その店舗に通じる入り口を開け、店の中に昨晩と変化のないこと事を確かめる。
番台、机、鍵のついた戸棚。ここに店を構えてからずっと使っている物たちが、今日も変わらぬことに安堵する。
そして客が出入りする扉へと順に視線を移す。すると、扉のすき間から白い何かがのぞいているのに気がついた。
あれは何かしら。
近づいて触れると、折り畳まれた紙だった。外から挟み込まれたものだろうか。
その紙を手前に引くと、何がハラリとこぼれ落ちた。
屈んで拾い上げると、落下物は銀色に染められた、太くて短い毛だった。小指の爪ほどの長さの毛が数本、地面に散らばっている。

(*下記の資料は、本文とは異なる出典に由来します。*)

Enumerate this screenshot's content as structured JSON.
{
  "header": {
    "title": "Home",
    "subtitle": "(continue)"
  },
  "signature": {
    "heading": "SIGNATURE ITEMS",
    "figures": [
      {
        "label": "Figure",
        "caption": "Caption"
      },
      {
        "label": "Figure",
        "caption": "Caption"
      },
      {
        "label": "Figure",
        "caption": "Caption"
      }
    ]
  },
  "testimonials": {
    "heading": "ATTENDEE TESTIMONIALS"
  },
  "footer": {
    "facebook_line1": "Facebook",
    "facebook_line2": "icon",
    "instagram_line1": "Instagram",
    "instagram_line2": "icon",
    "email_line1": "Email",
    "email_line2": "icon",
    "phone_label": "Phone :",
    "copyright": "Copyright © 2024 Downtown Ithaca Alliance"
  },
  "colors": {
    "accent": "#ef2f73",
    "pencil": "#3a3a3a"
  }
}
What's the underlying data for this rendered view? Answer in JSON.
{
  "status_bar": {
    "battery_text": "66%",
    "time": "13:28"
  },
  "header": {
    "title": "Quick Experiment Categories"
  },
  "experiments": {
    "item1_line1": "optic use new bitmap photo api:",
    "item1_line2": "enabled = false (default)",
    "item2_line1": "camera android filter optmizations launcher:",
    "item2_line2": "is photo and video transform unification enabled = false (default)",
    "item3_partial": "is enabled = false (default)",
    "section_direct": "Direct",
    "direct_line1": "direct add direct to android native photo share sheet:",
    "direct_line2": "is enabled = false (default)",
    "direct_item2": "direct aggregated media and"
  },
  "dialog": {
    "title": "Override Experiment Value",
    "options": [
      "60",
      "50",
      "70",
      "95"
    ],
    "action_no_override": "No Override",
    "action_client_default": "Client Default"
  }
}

不審に思いながら、二つ折りの紙を開くと、そこに書かれた文字にギョッと目を剥いた。
『予告状』
新聞を切り貼りしたような文字が、不気味に躍っていた。
◇ ◇ ◇
「銀色の狐……ですか?」
女学校のお昼休みのことだった。胡条財閥の一人娘、胡条桜子は、卵焼きを掴んだ箸を宙で止めて、学友たちの顔を眺めた。
「泥棒にしては洒落た通り名よね。おかしいわ」
一緒にお昼を食べていた女学校の同級生3人のうち1人が、呆れるように笑った。
すると別の1人、戸田加代が塩むすびを食べる手を止めた。
「あら、泥棒じゃなくて『義賊』よ」
丸顔を不満げに歪めて、小さな唇を尖らせる。
「でも、義賊って、結局は泥棒でしょう?」
「人の物を盗むんだもの、一緒よね」
他の2人が加代の主張をあしらうように言いうと、「ねぇ、桜子さん?」と桜子に同意を求めた。
いつものように、みんなで集まって、中庭でお弁当を食べていた、女学校の昼休み。
誰が持ち出したのか、いつのまにやら話題に登ったのは、昨今、世間をちょっとだけ騒がせているという『泥棒』の噂話だ。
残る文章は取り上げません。